Algo es algo, aunque siga sin existir reconocimiento oficial por parte de España a la RASD. Y no va a haberlo. Lo único que se pone en valor es la nueva resolución del Consejo de Seguridad de las Naciones Unidas que con el número 1920 fue adoptada el
pasado 30 de abril de 2010 y que renovó el mandato de la Misión de Naciones Unidas para el Referéndum en el Sahara Occidental (MINURSO). Más de lo mismo. Largas cambiadas.

Francia, el primer socio comercial de Marruecos, lo tiene claro. A comienzos de julio, el primer ministro francés, François Fillon, en presencia de su homologo marroquí Abás El Fasi, respaldó la propuesta de autonomía como “la base más pertinente para salir del estancamiento” actual de este conflicto. Ya el presidente Nicolás Sarkozy se había expresado en el mismo sentido. Lo sorprende es lo que añadió El Fasi a renglón seguido: “Muchos países han optado por esa solución, entre ellos España”. ¿Desde cuándo? Durante los últimos años, aunque sea con la boca chica, al igual que Estados Unidos. Hoy por hoy, el peor enemigo que tiene Marruecos en este contencioso es su propio orgullo y prepotencia. Los excesos marroquíes tanto en materia de derechos humanos como su intransigencia en las rondas de negociación de Manhasset y Armonk están provocando cierto recelo en la administración de Obama, aunque todo parezca, a primera vista, discurrir como la seda.

La última jugada al respecto ha sido el plácet del Consejo de Ministros al nuevo embajador marroquí en España. Su nombre es Ould Souilem y es precisamente un saharaui de Dajla, que sustituye en el cargo a Omar Aziman, depuesto a raíz de la crisis bilateral que motivó la la expulsión de Aminatou Haidar, a finales del pasado año.
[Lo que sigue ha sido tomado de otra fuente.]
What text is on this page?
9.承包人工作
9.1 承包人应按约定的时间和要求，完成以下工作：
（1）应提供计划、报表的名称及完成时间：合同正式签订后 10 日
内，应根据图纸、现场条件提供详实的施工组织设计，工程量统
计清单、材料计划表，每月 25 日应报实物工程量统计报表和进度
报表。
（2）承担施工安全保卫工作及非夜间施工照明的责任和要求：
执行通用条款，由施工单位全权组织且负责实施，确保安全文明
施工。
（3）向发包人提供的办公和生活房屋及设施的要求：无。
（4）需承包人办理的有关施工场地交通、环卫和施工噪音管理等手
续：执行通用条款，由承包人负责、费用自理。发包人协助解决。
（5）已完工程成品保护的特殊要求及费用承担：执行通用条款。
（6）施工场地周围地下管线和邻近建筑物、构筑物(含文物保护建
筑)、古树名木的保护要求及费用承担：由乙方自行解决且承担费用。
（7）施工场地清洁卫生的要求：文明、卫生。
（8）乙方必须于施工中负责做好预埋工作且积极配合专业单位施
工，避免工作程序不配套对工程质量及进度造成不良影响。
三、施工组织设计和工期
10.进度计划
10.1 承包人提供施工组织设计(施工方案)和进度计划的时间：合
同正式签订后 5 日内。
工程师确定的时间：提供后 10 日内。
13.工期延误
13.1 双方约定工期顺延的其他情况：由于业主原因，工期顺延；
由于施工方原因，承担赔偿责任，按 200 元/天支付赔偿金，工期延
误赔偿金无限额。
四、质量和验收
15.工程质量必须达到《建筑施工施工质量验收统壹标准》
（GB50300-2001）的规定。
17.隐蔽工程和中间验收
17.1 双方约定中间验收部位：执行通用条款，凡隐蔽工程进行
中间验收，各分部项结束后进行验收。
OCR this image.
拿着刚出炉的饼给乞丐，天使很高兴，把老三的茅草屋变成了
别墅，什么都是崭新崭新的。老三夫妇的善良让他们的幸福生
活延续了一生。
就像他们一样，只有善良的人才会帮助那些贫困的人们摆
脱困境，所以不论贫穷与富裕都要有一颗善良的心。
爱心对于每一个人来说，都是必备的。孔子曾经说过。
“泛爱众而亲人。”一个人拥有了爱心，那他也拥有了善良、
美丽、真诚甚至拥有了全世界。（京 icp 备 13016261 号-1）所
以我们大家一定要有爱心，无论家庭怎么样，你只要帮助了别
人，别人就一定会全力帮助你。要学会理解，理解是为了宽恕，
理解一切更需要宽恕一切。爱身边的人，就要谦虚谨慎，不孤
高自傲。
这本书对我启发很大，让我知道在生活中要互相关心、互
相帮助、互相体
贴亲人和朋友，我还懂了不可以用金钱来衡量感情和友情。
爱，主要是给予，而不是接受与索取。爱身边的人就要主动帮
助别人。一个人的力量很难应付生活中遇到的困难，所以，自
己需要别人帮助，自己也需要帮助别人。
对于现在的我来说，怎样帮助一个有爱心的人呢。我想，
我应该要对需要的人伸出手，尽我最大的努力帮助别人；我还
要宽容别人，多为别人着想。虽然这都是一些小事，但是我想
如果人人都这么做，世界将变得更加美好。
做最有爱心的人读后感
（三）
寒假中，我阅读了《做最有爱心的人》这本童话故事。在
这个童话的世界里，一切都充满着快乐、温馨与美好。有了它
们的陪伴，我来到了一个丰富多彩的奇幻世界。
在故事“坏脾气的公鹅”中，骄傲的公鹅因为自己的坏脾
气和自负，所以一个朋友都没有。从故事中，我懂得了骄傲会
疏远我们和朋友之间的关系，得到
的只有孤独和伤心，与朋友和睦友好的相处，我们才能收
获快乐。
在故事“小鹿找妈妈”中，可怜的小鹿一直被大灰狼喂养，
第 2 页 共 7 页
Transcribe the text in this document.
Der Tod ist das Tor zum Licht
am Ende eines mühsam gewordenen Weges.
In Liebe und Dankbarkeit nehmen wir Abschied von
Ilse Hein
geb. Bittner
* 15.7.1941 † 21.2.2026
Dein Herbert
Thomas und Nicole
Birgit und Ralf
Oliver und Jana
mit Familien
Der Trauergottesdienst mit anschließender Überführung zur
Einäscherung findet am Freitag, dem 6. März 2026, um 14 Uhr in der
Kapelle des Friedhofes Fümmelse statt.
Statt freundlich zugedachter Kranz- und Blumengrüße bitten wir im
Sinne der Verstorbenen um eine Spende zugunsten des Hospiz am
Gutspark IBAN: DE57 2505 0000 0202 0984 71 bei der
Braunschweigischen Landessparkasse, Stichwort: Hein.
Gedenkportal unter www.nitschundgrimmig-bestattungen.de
El nuevo embajador es hijo de Abdalá Ould Souilem antiguo alcalde de Villa Cisneros y procurador en las cortes franquistas, pero que se unió al Frente Polisario en 1975 y a lo largo de más de tres décadas desempeñó altas responsabilidades en la RASD, siendo embajador en varios países de América Latina, África y Asia, encargado de las relaciones con las comunidades saharauis en Mauritania y en los últimos años encargado de relaciones con los países árabes, con rango de consejero de la presidencia. Su designación se produjo meses después de que desertase de la RASD y se entregara a la causa marroquí. Está visto que Rabat sí paga traidores.